Included among those caught off-guard by the anemic numbers was CNBC senior economic reporter Steve Liesman, who furiously checked his notes for different information while announcing the figure during "Squawk Box" on Friday.
The April jobs report was so bad @CNBC had to double check the number to make sure they read it correctly. https://t.co/I7AHf1jUP2— Mike Berg (@Mike Berg) 1620393140.0
"It just came across, give me a second here," Liesman said as he apparently fumbled through notes.
"Ahh, sorry about that, it came across very quickly here," he added in frustration before finding the report.
"It looks 266,000," he then said defeatedly. "It looks like it was a big disappointment at 266, but maybe I have that wrong."
"Let me double-check the [Bureau of Labor Statistics] website here," he continued in disbelief.
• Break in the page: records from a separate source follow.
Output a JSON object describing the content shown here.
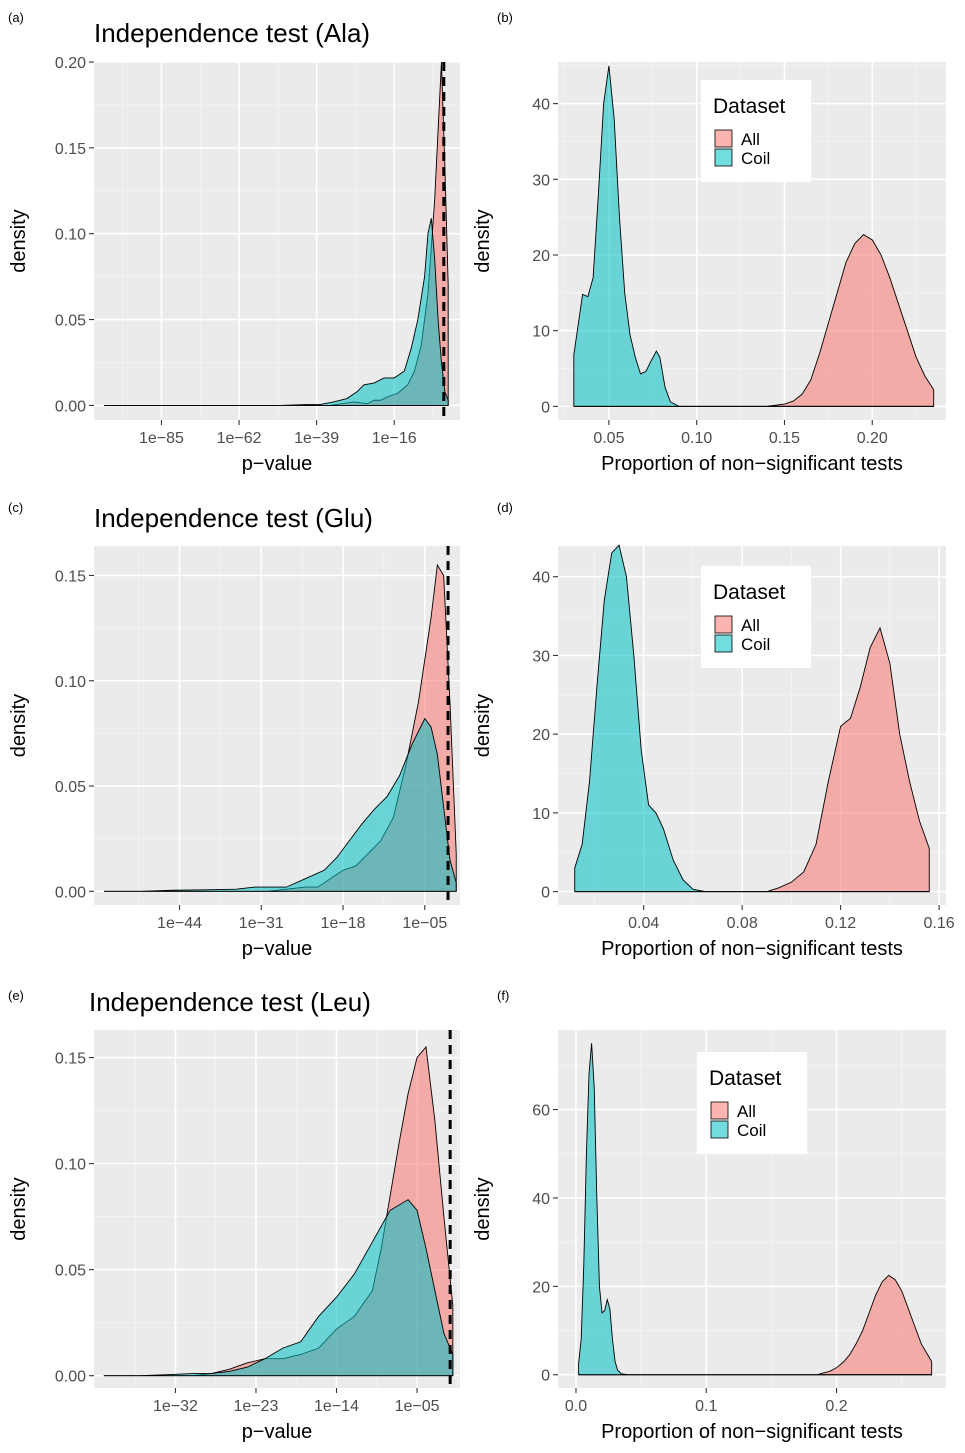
{
  "colors": {
    "All": "#F8766D",
    "Coil": "#00BFC4"
  },
  "legend": {
    "title": "Dataset",
    "labels": [
      "All",
      "Coil"
    ]
  },
  "chart_data": [
    {
      "tag": "(a)",
      "type": "area",
      "title": "Independence test (Ala)",
      "xlabel": "p−value",
      "ylabel": "density",
      "x_scale": "log10",
      "xticks": [
        -85,
        -62,
        -39,
        -16
      ],
      "xticklabels": [
        "1e−85",
        "1e−62",
        "1e−39",
        "1e−16"
      ],
      "xlim": [
        -105,
        3.5
      ],
      "yticks": [
        0,
        0.05,
        0.1,
        0.15,
        0.2
      ],
      "yticklabels": [
        "0.00",
        "0.05",
        "0.10",
        "0.15",
        "0.20"
      ],
      "ylim": [
        -0.0085,
        0.2
      ],
      "reference_line_log10_p": [
        -1.3
      ],
      "series": [
        {
          "name": "All",
          "x": [
            -102,
            -35,
            -28,
            -24,
            -22,
            -20,
            -18,
            -15,
            -12,
            -10,
            -8,
            -6,
            -4,
            -3,
            -2,
            -1,
            0
          ],
          "y": [
            0,
            0,
            0.002,
            0.001,
            0.003,
            0.003,
            0.005,
            0.007,
            0.012,
            0.02,
            0.035,
            0.065,
            0.12,
            0.16,
            0.2,
            0.14,
            0.07
          ]
        },
        {
          "name": "Coil",
          "x": [
            -102,
            -70,
            -50,
            -42,
            -38,
            -34,
            -30,
            -27,
            -25,
            -22,
            -19,
            -16,
            -13,
            -11,
            -9,
            -7,
            -6,
            -5,
            -4,
            -3,
            -2,
            -1,
            0
          ],
          "y": [
            0,
            0,
            0,
            0.0005,
            0.0005,
            0.002,
            0.004,
            0.008,
            0.012,
            0.013,
            0.016,
            0.016,
            0.02,
            0.033,
            0.05,
            0.075,
            0.1,
            0.109,
            0.085,
            0.05,
            0.025,
            0.008,
            0.003
          ]
        }
      ]
    },
    {
      "tag": "(b)",
      "type": "area",
      "title": "",
      "xlabel": "Proportion of non−significant tests",
      "ylabel": "density",
      "xticks": [
        0.05,
        0.1,
        0.15,
        0.2
      ],
      "xticklabels": [
        "0.05",
        "0.10",
        "0.15",
        "0.20"
      ],
      "xlim": [
        0.021,
        0.242
      ],
      "yticks": [
        0,
        10,
        20,
        30,
        40
      ],
      "yticklabels": [
        "0",
        "10",
        "20",
        "30",
        "40"
      ],
      "ylim": [
        -1.8,
        45.5
      ],
      "series": [
        {
          "name": "All",
          "x": [
            0.03,
            0.14,
            0.15,
            0.155,
            0.16,
            0.165,
            0.17,
            0.175,
            0.18,
            0.185,
            0.19,
            0.195,
            0.2,
            0.205,
            0.21,
            0.215,
            0.22,
            0.225,
            0.23,
            0.235
          ],
          "y": [
            0,
            0,
            0.3,
            0.7,
            1.6,
            3.5,
            7,
            11,
            15,
            19,
            21.5,
            22.7,
            22,
            20,
            17,
            13.5,
            10,
            6.5,
            4,
            2.2
          ]
        },
        {
          "name": "Coil",
          "x": [
            0.03,
            0.032,
            0.035,
            0.038,
            0.041,
            0.044,
            0.047,
            0.05,
            0.053,
            0.056,
            0.059,
            0.062,
            0.065,
            0.068,
            0.071,
            0.074,
            0.077,
            0.079,
            0.082,
            0.085,
            0.09,
            0.1,
            0.235
          ],
          "y": [
            6.8,
            10,
            14.8,
            14.5,
            17,
            28,
            40,
            45,
            38,
            25,
            15,
            9.5,
            6.5,
            4.3,
            4.6,
            6,
            7.3,
            6.5,
            2.5,
            0.6,
            0,
            0,
            0
          ]
        }
      ]
    },
    {
      "tag": "(c)",
      "type": "area",
      "title": "Independence test (Glu)",
      "xlabel": "p−value",
      "ylabel": "density",
      "x_scale": "log10",
      "xticks": [
        -44,
        -31,
        -18,
        -5
      ],
      "xticklabels": [
        "1e−44",
        "1e−31",
        "1e−18",
        "1e−05"
      ],
      "xlim": [
        -57.6,
        0.6
      ],
      "yticks": [
        0,
        0.05,
        0.1,
        0.15
      ],
      "yticklabels": [
        "0.00",
        "0.05",
        "0.10",
        "0.15"
      ],
      "ylim": [
        -0.0065,
        0.164
      ],
      "reference_line_log10_p": [
        -1.3
      ],
      "series": [
        {
          "name": "All",
          "x": [
            -56,
            -30,
            -27,
            -24,
            -22,
            -20,
            -18,
            -16,
            -14,
            -12,
            -10,
            -8,
            -6,
            -5,
            -4,
            -3,
            -2,
            -1,
            0
          ],
          "y": [
            0,
            0,
            0.001,
            0.002,
            0.002,
            0.006,
            0.01,
            0.012,
            0.018,
            0.024,
            0.035,
            0.06,
            0.09,
            0.11,
            0.13,
            0.155,
            0.15,
            0.09,
            0.018
          ]
        },
        {
          "name": "Coil",
          "x": [
            -56,
            -50,
            -45,
            -40,
            -35,
            -32,
            -30,
            -27,
            -24,
            -21,
            -19,
            -17,
            -15,
            -13,
            -11,
            -9,
            -7,
            -5,
            -4,
            -3,
            -2,
            -1,
            0
          ],
          "y": [
            0,
            0,
            0.0005,
            0.0007,
            0.001,
            0.002,
            0.002,
            0.002,
            0.006,
            0.01,
            0.016,
            0.024,
            0.032,
            0.039,
            0.045,
            0.055,
            0.07,
            0.082,
            0.078,
            0.065,
            0.04,
            0.015,
            0.004
          ]
        }
      ]
    },
    {
      "tag": "(d)",
      "type": "area",
      "title": "",
      "xlabel": "Proportion of non−significant tests",
      "ylabel": "density",
      "xticks": [
        0.04,
        0.08,
        0.12,
        0.16
      ],
      "xticklabels": [
        "0.04",
        "0.08",
        "0.12",
        "0.16"
      ],
      "xlim": [
        0.0052,
        0.1628
      ],
      "yticks": [
        0,
        10,
        20,
        30,
        40
      ],
      "yticklabels": [
        "0",
        "10",
        "20",
        "30",
        "40"
      ],
      "ylim": [
        -1.7,
        43.9
      ],
      "series": [
        {
          "name": "All",
          "x": [
            0.012,
            0.09,
            0.095,
            0.1,
            0.105,
            0.11,
            0.115,
            0.12,
            0.124,
            0.128,
            0.132,
            0.136,
            0.14,
            0.144,
            0.148,
            0.152,
            0.156
          ],
          "y": [
            0,
            0,
            0.5,
            1.2,
            2.5,
            6,
            14,
            21,
            22,
            26,
            31,
            33.5,
            29,
            20,
            14,
            9,
            5.5
          ]
        },
        {
          "name": "Coil",
          "x": [
            0.012,
            0.015,
            0.018,
            0.021,
            0.024,
            0.027,
            0.03,
            0.033,
            0.036,
            0.039,
            0.042,
            0.045,
            0.048,
            0.052,
            0.056,
            0.06,
            0.065,
            0.156
          ],
          "y": [
            3,
            6,
            14,
            26,
            37,
            43,
            44,
            40,
            30,
            18,
            11,
            10,
            8,
            4,
            1.5,
            0.3,
            0,
            0
          ]
        }
      ]
    },
    {
      "tag": "(e)",
      "type": "area",
      "title": "Independence test (Leu)",
      "xlabel": "p−value",
      "ylabel": "density",
      "x_scale": "log10",
      "xticks": [
        -32,
        -23,
        -14,
        -5
      ],
      "xticklabels": [
        "1e−32",
        "1e−23",
        "1e−14",
        "1e−05"
      ],
      "xlim": [
        -41.1,
        -0.2
      ],
      "yticks": [
        0,
        0.05,
        0.1,
        0.15
      ],
      "yticklabels": [
        "0.00",
        "0.05",
        "0.10",
        "0.15"
      ],
      "ylim": [
        -0.0058,
        0.163
      ],
      "reference_line_log10_p": [
        -1.3
      ],
      "series": [
        {
          "name": "All",
          "x": [
            -40,
            -30,
            -28,
            -26,
            -24,
            -22,
            -20,
            -18,
            -16,
            -14,
            -12,
            -10,
            -9,
            -8,
            -7,
            -6,
            -5,
            -4,
            -3,
            -2,
            -1
          ],
          "y": [
            0,
            0,
            0.001,
            0.003,
            0.006,
            0.008,
            0.008,
            0.01,
            0.013,
            0.022,
            0.028,
            0.04,
            0.06,
            0.085,
            0.11,
            0.133,
            0.15,
            0.155,
            0.12,
            0.075,
            0.033
          ]
        },
        {
          "name": "Coil",
          "x": [
            -40,
            -36,
            -33,
            -30,
            -28,
            -26,
            -24,
            -22,
            -20,
            -18,
            -16,
            -14,
            -12,
            -10,
            -8,
            -6,
            -5,
            -4,
            -3,
            -2,
            -1
          ],
          "y": [
            0,
            0,
            0.0005,
            0.001,
            0.001,
            0.002,
            0.004,
            0.008,
            0.013,
            0.016,
            0.028,
            0.037,
            0.048,
            0.063,
            0.078,
            0.083,
            0.078,
            0.06,
            0.04,
            0.02,
            0.01
          ]
        }
      ]
    },
    {
      "tag": "(f)",
      "type": "area",
      "title": "",
      "xlabel": "Proportion of non−significant tests",
      "ylabel": "density",
      "xticks": [
        0.0,
        0.1,
        0.2
      ],
      "xticklabels": [
        "0.0",
        "0.1",
        "0.2"
      ],
      "xlim": [
        -0.0138,
        0.284
      ],
      "yticks": [
        0,
        20,
        40,
        60
      ],
      "yticklabels": [
        "0",
        "20",
        "40",
        "60"
      ],
      "ylim": [
        -3,
        78
      ],
      "series": [
        {
          "name": "All",
          "x": [
            0.002,
            0.185,
            0.19,
            0.195,
            0.2,
            0.205,
            0.21,
            0.215,
            0.22,
            0.225,
            0.23,
            0.235,
            0.24,
            0.245,
            0.25,
            0.255,
            0.26,
            0.265,
            0.27,
            0.273
          ],
          "y": [
            0,
            0,
            0.4,
            0.8,
            1.6,
            2.8,
            4.5,
            7,
            10,
            14,
            18,
            21,
            22.5,
            21.5,
            19,
            15,
            11,
            7,
            4.5,
            3
          ]
        },
        {
          "name": "Coil",
          "x": [
            0.002,
            0.004,
            0.006,
            0.008,
            0.01,
            0.012,
            0.014,
            0.016,
            0.018,
            0.02,
            0.022,
            0.024,
            0.026,
            0.028,
            0.03,
            0.032,
            0.035,
            0.04,
            0.273
          ],
          "y": [
            2.5,
            8,
            25,
            50,
            68,
            75,
            65,
            40,
            20,
            14,
            14.5,
            17,
            15,
            8,
            3,
            1,
            0.2,
            0,
            0
          ]
        }
      ]
    }
  ]
}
Finally he confirmed, "Yes, 266 is correct ... so we have some issues here."
TheBlaze reported on Friday that "one major roadblock" highlighted by the jobs report is the inability of companies to fill open positions, largely due to the "relative attractiveness of expanded federal unemployment benefits, and the inability of some parents to resume full time work because schools in many parts of the country have not fully reopened for full-time in-person learning."
In its coverage of the news, Bloomberg noted that even with the high unemployment numbers and low job growth, the number of available jobs in the country is approaching record levels.
Shortly after the report was released, the U.S. Chamber of Commerce called for an end to the $300 a week federal unemployment benefit, which was extended in the Biden administration's recent coronavirus relief package.
"The disappointing jobs report makes it clear that paying people not to work is dampening what should be a stronger jobs market," said the chamber's chief policy officer, Neal Bradley, in a statement. "We need a comprehensive approach to dealing with our workforce issues and the very real threat unfilled positions poses to our economic recovery from the pandemic."